Residocrazy
Editor:
As a long-time activist in our School District, I was rather shocked to learn about Residocracy's endorsement in the School Board race for the first time in your article, having heard nothing about it until then. Since there was literally no process whatsoever for evaluating School Board members, no candidate (with the exception perhaps of the one Residocracy apparently has endorsed) was even informed that Residocracy would be making endorsements in the School Board race.
There was no questionnaire, no interview, no forum, no nothing. I became aware of this only after the announcement in your newspaper. Seriously? I would venture to say that many members of Residocracy's so-called "advisory board" know nothing about most of the candidates for School Board, nor for that matter, about the School District itself.

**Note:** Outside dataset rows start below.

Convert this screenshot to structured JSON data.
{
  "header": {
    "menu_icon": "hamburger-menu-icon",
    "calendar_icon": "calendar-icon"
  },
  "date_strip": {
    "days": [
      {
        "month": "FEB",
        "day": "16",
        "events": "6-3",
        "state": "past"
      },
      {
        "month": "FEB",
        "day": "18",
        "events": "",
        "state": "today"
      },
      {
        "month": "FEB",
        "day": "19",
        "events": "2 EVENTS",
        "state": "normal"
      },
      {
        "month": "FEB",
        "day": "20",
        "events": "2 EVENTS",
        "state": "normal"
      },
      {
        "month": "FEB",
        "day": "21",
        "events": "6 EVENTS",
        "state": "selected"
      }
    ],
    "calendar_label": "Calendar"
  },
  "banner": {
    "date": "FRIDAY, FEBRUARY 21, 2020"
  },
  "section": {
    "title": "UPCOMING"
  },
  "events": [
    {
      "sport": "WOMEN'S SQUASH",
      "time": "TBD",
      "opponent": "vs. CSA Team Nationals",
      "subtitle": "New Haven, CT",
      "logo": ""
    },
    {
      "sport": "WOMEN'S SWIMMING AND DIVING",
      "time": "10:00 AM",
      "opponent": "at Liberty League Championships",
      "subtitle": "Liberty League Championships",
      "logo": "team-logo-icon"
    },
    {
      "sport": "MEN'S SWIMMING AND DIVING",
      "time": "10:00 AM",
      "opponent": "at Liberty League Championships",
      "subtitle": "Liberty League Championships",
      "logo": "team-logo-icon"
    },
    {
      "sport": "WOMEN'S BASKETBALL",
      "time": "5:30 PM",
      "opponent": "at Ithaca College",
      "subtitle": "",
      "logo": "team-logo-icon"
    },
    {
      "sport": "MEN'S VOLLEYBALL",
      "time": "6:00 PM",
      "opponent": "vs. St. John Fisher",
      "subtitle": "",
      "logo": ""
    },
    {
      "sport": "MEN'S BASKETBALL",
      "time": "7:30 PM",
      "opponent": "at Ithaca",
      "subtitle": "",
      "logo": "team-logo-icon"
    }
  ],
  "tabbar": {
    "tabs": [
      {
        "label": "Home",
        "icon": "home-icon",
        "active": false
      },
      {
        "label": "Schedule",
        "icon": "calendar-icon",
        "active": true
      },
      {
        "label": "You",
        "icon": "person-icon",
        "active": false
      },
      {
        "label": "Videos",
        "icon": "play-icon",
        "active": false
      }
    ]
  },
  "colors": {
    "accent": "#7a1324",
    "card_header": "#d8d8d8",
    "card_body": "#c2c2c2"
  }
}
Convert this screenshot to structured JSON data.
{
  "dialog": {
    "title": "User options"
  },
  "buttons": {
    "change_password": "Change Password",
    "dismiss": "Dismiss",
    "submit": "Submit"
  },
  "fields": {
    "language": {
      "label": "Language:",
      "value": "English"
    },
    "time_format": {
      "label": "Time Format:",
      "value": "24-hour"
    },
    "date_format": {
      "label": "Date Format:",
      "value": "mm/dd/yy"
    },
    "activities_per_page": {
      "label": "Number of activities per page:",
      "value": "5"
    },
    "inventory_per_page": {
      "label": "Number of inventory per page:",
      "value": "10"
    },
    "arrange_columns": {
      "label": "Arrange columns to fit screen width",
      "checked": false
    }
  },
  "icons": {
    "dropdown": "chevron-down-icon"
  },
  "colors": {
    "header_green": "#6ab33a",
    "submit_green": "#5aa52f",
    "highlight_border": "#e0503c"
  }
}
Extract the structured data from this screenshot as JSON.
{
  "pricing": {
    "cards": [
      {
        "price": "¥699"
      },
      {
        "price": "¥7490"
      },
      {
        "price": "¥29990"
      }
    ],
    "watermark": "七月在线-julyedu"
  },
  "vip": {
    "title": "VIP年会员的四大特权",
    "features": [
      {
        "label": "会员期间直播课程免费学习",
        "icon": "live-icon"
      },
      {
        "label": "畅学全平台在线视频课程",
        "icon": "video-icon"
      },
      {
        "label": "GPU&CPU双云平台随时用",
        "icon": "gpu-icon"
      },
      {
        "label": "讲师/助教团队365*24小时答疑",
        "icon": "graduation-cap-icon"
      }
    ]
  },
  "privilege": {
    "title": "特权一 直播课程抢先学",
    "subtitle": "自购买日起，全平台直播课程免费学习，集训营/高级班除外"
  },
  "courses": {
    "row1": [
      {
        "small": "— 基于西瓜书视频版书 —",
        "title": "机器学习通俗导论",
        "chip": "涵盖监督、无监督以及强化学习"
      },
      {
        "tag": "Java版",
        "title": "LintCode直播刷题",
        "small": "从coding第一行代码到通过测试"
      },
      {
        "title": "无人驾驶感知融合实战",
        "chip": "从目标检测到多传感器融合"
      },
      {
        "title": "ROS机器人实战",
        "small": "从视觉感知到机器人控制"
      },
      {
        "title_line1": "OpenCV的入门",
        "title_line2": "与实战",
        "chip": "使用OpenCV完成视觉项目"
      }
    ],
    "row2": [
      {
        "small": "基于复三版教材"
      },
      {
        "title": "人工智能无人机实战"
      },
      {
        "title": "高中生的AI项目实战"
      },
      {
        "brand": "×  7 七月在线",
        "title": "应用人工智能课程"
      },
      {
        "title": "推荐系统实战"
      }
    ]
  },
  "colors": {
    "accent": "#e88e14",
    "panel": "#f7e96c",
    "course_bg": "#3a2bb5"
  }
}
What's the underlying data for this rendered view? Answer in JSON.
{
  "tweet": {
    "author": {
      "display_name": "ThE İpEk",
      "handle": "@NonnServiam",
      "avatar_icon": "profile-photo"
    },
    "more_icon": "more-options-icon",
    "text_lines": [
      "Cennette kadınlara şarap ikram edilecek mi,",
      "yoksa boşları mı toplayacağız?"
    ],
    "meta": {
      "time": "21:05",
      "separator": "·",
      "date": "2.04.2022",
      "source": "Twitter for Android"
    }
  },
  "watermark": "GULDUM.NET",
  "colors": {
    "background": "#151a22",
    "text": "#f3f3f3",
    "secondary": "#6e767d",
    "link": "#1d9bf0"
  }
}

Can you really expect our community to take an organization seriously when it has no process whatsoever, and its endorsement represents, quite literally, a vote by some self-appointed board members (who are not identified on the Residocracy website) with no apparent interest in school issues or in candidates, as the complete lack of process clearly demonstrates?
Your article quotes Armen Melkonians about wanting to take the money out of politics. What Residocracy has actually accomplished is a most hypocritical feat — taking any semblance of democracy out of politics.
Given the farce of Residocracy's endorsement process, I firmly believe that any candidate endorsed by Residocracy ought to question the validity of that endorsement.
They truly are Residocrazy.
Michael Dubin
Santa Monica
Monorail
Editor:
Here's a really radical suggestion. I like to call it thinking outside the bus.
Imagine a monorail stretching from Lincoln and Wilshire all the way to LAX. No more buses trapped in the Lincoln "parking lot," no more traffic calming.
There would be an express and a local and unlike buses, which sit in the same traffic as everyone else, a monorail could speed people along.
All those commuters in cars would see it traveling back and forth overhead and maybe, just maybe, start to think 'hey, now that's a good idea. I'll give it a try.'
It's less expensive than any subway or light rail and far more efficient.
And then, once you've imagined that route, imagine a monorail traveling along Wilshire from Santa Monica to either downtown L.A. or the western terminus of the subway.